Desde el balcón de Lucía

🔥 Desde el balcón de Lucía

Abolir a los billonarios: defensa propia de los pueblos

Nos enseñaron a admirarlos.
A verlos como genios, como modelos de éxito, como sueños alcanzables.

Pero un billonario no es un milagro económico.
Es una falla moral del sistema.

No existen billonarios sin violencia.

Violencia legal.
Violencia económica.
Violencia ambiental.
Violencia racial.
Violencia histórica.

Nadie acumula mil millones sin que miles pierdan algo en el camino: salarios justos, viviendas accesibles, tierras, salud, futuro.

La riqueza extrema no se crea — se extrae.

Se extrae de trabajadores mal pagados.
De impuestos que no se pagan.
De subsidios públicos que se regalan.
De leyes manipuladas.
De monopolios protegidos.
De recursos naturales saqueados.

Mientras una persona acumula lo que jamás podrá gastar en cien vidas, comunidades enteras viven una emergencia permanente.

Eso no es mercado.
Eso es saqueo organizado.

Nos dicen que si los regulamos “se va la inversión”.
Pero la inversión no se va: lo que se va es la impunidad.

Porque lo que llaman “creación de riqueza” es, en realidad, welfare corporativo: rescates, contratos inflados, exenciones contributivas, privatizaciones, terrenos regalados.

Socializan las pérdidas.
Privatizan las ganancias.

Y luego nos culpan por ser pobres.

El billonario moderno no trabaja por dinero.
Posee.

Posee acciones, tierras, patentes, plataformas, infraestructura, datos, deuda ajena.

Y desde esa posesión manipula precios, salarios, leyes y elecciones.

Por eso no basta con “subir un poquito los impuestos”.

Hay que abolir la posibilidad misma de acumular ese nivel de poder.

No para que todos seamos iguales.
Sino para que nadie sea un imperio privado.

Un sistema sano puede tener personas cómodas, incluso muy ricas.
Pero no Estados paralelos con más poder que países.

Abolir billonarios significa:

Poner un tope real a la riqueza.
Impuestos al patrimonio, no solo al salario.
Romper monopolios.
Cerrar paraísos fiscales.
Sacar el dinero de la política.
Devolver al pueblo lo que fue extraído.

No es castigo.
Es recuperación.

Porque ese dinero nunca fue inocente.

Viene de tierras robadas.
De trabajo mal pagado.
De contaminación sin consecuencias.
De leyes compradas.
De pueblos desplazados.

Cuando hablamos de devolver la riqueza, hablamos de hospitales que nunca se construyeron.
De escuelas que se cerraron.
De casas que se volvieron inaccesibles.
De energía que se privatizó.
De comida que se encareció.

Cada billón acumulado es una crisis fabricada.

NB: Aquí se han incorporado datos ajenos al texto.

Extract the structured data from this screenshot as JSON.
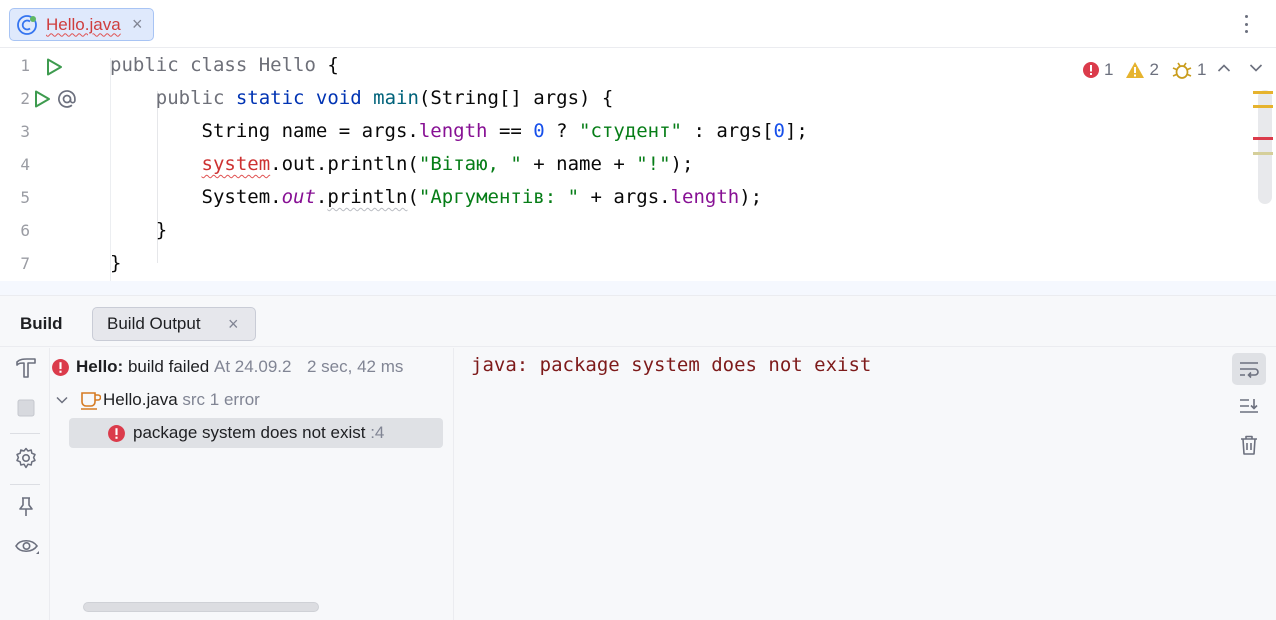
{
  "editor": {
    "tab": {
      "filename": "Hello.java",
      "close_glyph": "×",
      "icon": "java-class-icon"
    },
    "more_icon": "kebab-menu-icon",
    "line_numbers": [
      "1",
      "2",
      "3",
      "4",
      "5",
      "6",
      "7"
    ],
    "inspections": {
      "errors": "1",
      "warnings": "2",
      "weak_warnings": "1"
    },
    "nav": {
      "prev": "⌃",
      "next": "⌄"
    },
    "code": {
      "l1": {
        "t1": "public class Hello ",
        "t2": "{"
      },
      "l2": {
        "indent": "    ",
        "t1": "public ",
        "t2": "static ",
        "t3": "void ",
        "t4": "main",
        "t5": "(String[] args) {"
      },
      "l3": {
        "indent": "        ",
        "t1": "String name = args.",
        "t2": "length",
        "t3": " == ",
        "t4": "0",
        "t5": " ? ",
        "t6": "\"студент\"",
        "t7": " : args[",
        "t8": "0",
        "t9": "];"
      },
      "l4": {
        "indent": "        ",
        "t1": "system",
        "t2": ".out.println(",
        "t3": "\"Вітаю, \"",
        "t4": " + name + ",
        "t5": "\"!\"",
        "t6": ");"
      },
      "l5": {
        "indent": "        ",
        "t1": "System.",
        "t2": "out",
        "t3": ".",
        "t4": "println",
        "t5": "(",
        "t6": "\"Аргументів: \"",
        "t7": " + args.",
        "t8": "length",
        "t9": ");"
      },
      "l6": {
        "indent": "    ",
        "t1": "}"
      },
      "l7": {
        "t1": "}"
      }
    },
    "colors": {
      "error": "#db3b4b",
      "warning": "#e6b32e",
      "keyword": "#0033b3",
      "string": "#067d17"
    }
  },
  "build": {
    "title": "Build",
    "tab_label": "Build Output",
    "tab_close": "×",
    "tree": {
      "root": {
        "name": "Hello:",
        "status": "build failed",
        "time": "At 24.09.2",
        "duration": "2 sec, 42 ms"
      },
      "file": {
        "name": "Hello.java",
        "meta": "src 1 error"
      },
      "error": {
        "message": "package system does not exist",
        "line": ":4"
      }
    },
    "console_line": "java: package system does not exist",
    "strip_icons": [
      "hammer-icon",
      "stop-icon",
      "settings-icon",
      "pin-icon",
      "eye-icon"
    ],
    "action_icons": [
      "soft-wrap-icon",
      "scroll-to-end-icon",
      "trash-icon"
    ]
  }
}
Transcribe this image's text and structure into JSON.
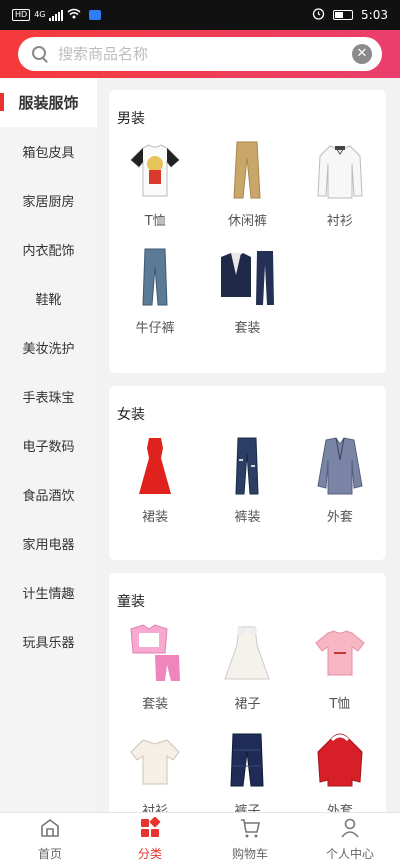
{
  "status_bar": {
    "hd": "HD",
    "network": "4G",
    "time": "5:03"
  },
  "search": {
    "placeholder": "搜索商品名称",
    "clear_icon": "clear-icon"
  },
  "sidebar": {
    "items": [
      {
        "label": "服装服饰",
        "active": true
      },
      {
        "label": "箱包皮具"
      },
      {
        "label": "家居厨房"
      },
      {
        "label": "内衣配饰"
      },
      {
        "label": "鞋靴"
      },
      {
        "label": "美妆洗护"
      },
      {
        "label": "手表珠宝"
      },
      {
        "label": "电子数码"
      },
      {
        "label": "食品酒饮"
      },
      {
        "label": "家用电器"
      },
      {
        "label": "计生情趣"
      },
      {
        "label": "玩具乐器"
      }
    ]
  },
  "sections": [
    {
      "title": "男装",
      "items": [
        {
          "label": "T恤",
          "icon": "tshirt-image"
        },
        {
          "label": "休闲裤",
          "icon": "khaki-pants-image"
        },
        {
          "label": "衬衫",
          "icon": "shirt-image"
        },
        {
          "label": "牛仔裤",
          "icon": "jeans-image"
        },
        {
          "label": "套装",
          "icon": "suit-image"
        }
      ]
    },
    {
      "title": "女装",
      "items": [
        {
          "label": "裙装",
          "icon": "red-dress-image"
        },
        {
          "label": "裤装",
          "icon": "ripped-jeans-image"
        },
        {
          "label": "外套",
          "icon": "blazer-image"
        }
      ]
    },
    {
      "title": "童装",
      "items": [
        {
          "label": "套装",
          "icon": "kids-pajama-image"
        },
        {
          "label": "裙子",
          "icon": "kids-dress-image"
        },
        {
          "label": "T恤",
          "icon": "kids-tshirt-image"
        },
        {
          "label": "衬衫",
          "icon": "kids-shirt-image"
        },
        {
          "label": "裤子",
          "icon": "kids-pants-image"
        },
        {
          "label": "外套",
          "icon": "kids-coat-image"
        }
      ]
    }
  ],
  "tabbar": {
    "items": [
      {
        "label": "首页",
        "icon": "home-icon"
      },
      {
        "label": "分类",
        "icon": "category-icon",
        "active": true
      },
      {
        "label": "购物车",
        "icon": "cart-icon"
      },
      {
        "label": "个人中心",
        "icon": "user-icon"
      }
    ]
  },
  "colors": {
    "accent": "#e8342f",
    "header_start": "#f43a3a",
    "header_end": "#ea3f6e"
  }
}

Y aquí en Puerto Rico lo sabemos mejor que nadie.

Exenciones para millonarios.
Desplazamiento de comunidades.
Privatización de servicios.
Fondos públicos para corporaciones.
Migración forzada.

Nos vacían la isla para convertirla en negocio.

Eso es exactamente el mismo modelo global.

Por eso no es exageración decirlo claro:

La existencia de billonarios es incompatible con la democracia.

No puedes tener igualdad política cuando algunos compran leyes, elecciones, jueces y medios.

No puedes hablar de libertad cuando la supervivencia depende de corporaciones que no eliges.

No puedes hablar de mercado cuando unos pocos controlan todo.

La riqueza extrema es violencia lenta.

Mata con estrés.
Con pobreza.
Con contaminación.
Con falta de acceso.
Con desplazamiento.
Con desesperanza.

Y luego nos dicen que es “natural”.

No lo es.

Fue diseñada.

Abolir a los billonarios no es odio.
Es defensa propia de los pueblos.

Es decir: nunca más una persona con tanto poder como para decidir el destino de millones.

Es devolver la economía a su propósito original: sostener la vida, no concentrar riqueza.

No necesitamos salvadores ricos.

Necesitamos sistemas justos.

Necesitamos comunidades fuertes.

Necesitamos dignidad distribuida.

Porque cuando la riqueza se concentra, la democracia muere.

Y cuando se comparte, los pueblos florecen.